If a substantial portion of your wealth is in one or more IRAs, protecting the assets in those accounts is critical to your estate plan. IRAs provide significant benefits, including tax-deferred wealth accumulation during your life and, with proper planning, during the lives of your beneficiaries.
Asset protection during your life
The extent to which IRAs are protected against creditors’ claims first depends on whether the claims are brought in a bankruptcy context. In bankruptcy, federal law controls.
Under the Bankruptcy Abuse Prevention and Consumer Protection Act of 2005, IRAs are exempt from creditors in bankruptcy up to $1 million (in contrast to qualified retirement plans, which are fully exempt). The $1 million limit doesn’t apply, however, to amounts rolled over from a qualified plan, including earnings on those amounts. So, for example, if you roll over $2 million from a 401(k) plan into an IRA, the full $2 million, plus all future earnings, is exempt.
To ensure that rollover IRAs are fully protected, maintain documentation of the rollover transaction. It’s also a good idea to include “rollover” in the account name and to segregate rollover IRAs from other IRAs.
Outside of bankruptcy, the answer depends on state law. Most states offer some level of asset protection for IRAs, a majority offering full protection. Some states exempt only a portion of an IRA, such as the amount reasonably necessary for the owner’s support. Even in states that offer a complete exemption, the IRS can reach IRA assets to satisfy a federal tax lien.

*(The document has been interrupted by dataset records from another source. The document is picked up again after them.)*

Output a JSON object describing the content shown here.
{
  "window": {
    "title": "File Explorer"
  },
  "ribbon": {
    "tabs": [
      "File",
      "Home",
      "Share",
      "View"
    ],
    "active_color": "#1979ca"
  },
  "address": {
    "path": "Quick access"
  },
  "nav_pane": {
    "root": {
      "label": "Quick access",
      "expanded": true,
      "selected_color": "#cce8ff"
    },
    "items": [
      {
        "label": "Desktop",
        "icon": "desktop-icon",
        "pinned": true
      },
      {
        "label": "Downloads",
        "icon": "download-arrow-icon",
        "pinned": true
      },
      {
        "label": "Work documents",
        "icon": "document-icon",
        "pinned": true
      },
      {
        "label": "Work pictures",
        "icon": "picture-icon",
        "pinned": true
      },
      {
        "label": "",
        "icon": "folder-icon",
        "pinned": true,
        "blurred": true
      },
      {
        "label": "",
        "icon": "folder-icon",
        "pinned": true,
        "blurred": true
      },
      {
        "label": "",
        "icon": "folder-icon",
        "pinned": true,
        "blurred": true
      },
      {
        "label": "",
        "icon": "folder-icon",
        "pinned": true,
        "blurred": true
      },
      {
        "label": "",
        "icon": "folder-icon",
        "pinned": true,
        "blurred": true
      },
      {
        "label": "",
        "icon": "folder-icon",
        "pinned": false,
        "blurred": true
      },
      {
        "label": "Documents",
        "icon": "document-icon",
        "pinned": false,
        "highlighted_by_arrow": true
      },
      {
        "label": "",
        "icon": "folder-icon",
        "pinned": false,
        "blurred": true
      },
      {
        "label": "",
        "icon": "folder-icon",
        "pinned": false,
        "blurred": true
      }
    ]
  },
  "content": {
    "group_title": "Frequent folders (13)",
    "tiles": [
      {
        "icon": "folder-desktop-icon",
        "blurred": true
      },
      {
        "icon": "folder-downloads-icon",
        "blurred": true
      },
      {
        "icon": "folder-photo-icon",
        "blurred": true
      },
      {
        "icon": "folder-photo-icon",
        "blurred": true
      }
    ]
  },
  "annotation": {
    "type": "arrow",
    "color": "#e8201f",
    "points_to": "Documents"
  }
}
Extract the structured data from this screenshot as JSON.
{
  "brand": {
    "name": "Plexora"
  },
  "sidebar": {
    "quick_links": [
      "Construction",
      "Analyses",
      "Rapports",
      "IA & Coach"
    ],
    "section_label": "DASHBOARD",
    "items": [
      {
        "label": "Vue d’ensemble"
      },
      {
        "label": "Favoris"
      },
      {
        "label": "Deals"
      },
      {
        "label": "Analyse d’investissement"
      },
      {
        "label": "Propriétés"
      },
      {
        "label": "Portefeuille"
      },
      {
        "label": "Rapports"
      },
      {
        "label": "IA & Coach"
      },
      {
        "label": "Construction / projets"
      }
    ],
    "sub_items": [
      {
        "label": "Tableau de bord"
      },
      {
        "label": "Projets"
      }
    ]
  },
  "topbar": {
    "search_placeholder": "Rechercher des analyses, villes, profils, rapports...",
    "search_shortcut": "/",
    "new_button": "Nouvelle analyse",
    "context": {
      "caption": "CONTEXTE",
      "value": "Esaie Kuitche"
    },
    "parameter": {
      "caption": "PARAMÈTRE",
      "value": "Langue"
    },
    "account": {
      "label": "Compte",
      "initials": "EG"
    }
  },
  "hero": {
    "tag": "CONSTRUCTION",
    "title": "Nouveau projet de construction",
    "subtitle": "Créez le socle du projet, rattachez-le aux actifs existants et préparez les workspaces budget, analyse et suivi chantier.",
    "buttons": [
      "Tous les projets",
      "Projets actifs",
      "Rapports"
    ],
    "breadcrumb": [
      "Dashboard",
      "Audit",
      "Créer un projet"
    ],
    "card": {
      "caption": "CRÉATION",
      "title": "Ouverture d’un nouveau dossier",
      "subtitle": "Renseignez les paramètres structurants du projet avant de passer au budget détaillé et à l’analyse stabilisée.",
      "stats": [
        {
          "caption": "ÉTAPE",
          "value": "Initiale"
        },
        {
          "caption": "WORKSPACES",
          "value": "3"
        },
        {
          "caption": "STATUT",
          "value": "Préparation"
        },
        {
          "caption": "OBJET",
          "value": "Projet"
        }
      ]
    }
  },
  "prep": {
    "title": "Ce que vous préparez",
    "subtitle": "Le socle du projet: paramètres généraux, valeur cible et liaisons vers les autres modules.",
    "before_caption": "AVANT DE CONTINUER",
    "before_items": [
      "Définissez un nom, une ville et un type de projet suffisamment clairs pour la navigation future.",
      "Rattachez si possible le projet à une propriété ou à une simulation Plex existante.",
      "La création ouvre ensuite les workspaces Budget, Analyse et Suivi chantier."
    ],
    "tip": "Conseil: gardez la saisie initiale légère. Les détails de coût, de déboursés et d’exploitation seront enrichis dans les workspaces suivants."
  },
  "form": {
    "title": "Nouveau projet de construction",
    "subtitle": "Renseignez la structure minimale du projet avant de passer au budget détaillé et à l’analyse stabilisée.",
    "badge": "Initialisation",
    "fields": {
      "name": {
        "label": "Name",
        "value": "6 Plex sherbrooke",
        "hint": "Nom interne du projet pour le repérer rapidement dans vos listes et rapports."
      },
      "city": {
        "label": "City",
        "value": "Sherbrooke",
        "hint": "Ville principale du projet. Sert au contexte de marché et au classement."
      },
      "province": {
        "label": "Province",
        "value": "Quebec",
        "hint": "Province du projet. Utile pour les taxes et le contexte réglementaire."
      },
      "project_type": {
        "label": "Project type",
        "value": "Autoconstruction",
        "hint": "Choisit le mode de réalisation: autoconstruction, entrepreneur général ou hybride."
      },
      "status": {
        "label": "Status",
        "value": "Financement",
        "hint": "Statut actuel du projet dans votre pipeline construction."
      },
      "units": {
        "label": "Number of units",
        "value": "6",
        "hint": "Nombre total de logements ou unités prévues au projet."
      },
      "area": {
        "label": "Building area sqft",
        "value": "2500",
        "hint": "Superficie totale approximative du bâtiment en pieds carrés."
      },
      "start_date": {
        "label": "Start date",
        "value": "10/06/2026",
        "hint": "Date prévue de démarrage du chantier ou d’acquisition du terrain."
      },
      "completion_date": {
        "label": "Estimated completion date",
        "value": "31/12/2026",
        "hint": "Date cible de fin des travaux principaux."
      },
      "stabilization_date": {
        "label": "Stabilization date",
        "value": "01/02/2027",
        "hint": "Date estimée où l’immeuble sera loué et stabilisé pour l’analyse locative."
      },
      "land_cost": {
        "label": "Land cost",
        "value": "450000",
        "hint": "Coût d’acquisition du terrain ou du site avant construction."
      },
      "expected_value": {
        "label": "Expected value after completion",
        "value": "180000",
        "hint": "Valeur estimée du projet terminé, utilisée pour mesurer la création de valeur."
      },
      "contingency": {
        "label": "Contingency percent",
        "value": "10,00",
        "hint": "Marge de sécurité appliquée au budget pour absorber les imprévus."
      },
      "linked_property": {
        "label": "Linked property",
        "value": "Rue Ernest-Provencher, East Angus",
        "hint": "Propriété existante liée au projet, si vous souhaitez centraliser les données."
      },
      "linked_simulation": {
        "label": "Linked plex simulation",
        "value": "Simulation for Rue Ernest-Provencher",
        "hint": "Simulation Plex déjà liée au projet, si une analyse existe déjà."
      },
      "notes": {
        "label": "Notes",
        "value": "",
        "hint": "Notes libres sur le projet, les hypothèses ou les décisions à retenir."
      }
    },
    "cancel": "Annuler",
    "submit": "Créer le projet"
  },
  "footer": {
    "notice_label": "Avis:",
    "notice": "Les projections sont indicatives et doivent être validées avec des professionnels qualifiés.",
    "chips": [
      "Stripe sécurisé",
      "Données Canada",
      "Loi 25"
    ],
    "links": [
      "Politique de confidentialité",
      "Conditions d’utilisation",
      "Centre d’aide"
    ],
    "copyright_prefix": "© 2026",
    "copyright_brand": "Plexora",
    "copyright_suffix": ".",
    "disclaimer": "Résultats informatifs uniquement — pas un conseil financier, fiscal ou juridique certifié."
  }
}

Asset protection for your heirs
If you name your spouse as beneficiary of your IRA, he or she can roll the funds over into his or her own IRA after you die. Although nonspousal beneficiaries can take a lump sum distribution or distribute the funds over five years, typically they choose to hold the funds in an “inherited IRA,” which allows them to maximize tax deferral by spreading distributions over their life expectancies.
Unfortunately, there’s some uncertainty about whether the asset protection available to IRAs extends to inherited IRAs. In bankruptcy, the courts are divided on this issue. Outside of bankruptcy, some states expressly apply their exemptions to inherited IRAs, but most simply exempt “IRAs” without specifying how inherited IRAs are treated. In those states, courts have gone both ways, some finding that inherited IRAs are exempt and some finding that they aren’t.
If you’re concerned about creditor protection for an heir who lives in (or might move to) a state with unfavorable or uncertain asset protection laws for inherited IRAs, consider alternative strategies. For example, you might set up a spendthrift or asset protection trust for the heir and name the trust as beneficiary of your IRA. If the trust is designed properly, it will allow distributions to be spread out over your heir’s life expectancy while protecting the trust assets against creditor claims.
If you have large balances in one or more IRAs, consult your estate planning advisors to discuss strategies for protecting these funds from creditors and preserving as much of the wealth as possible for future generations. If you need to set up trusts or change beneficiary designations, the sooner you do so, the better.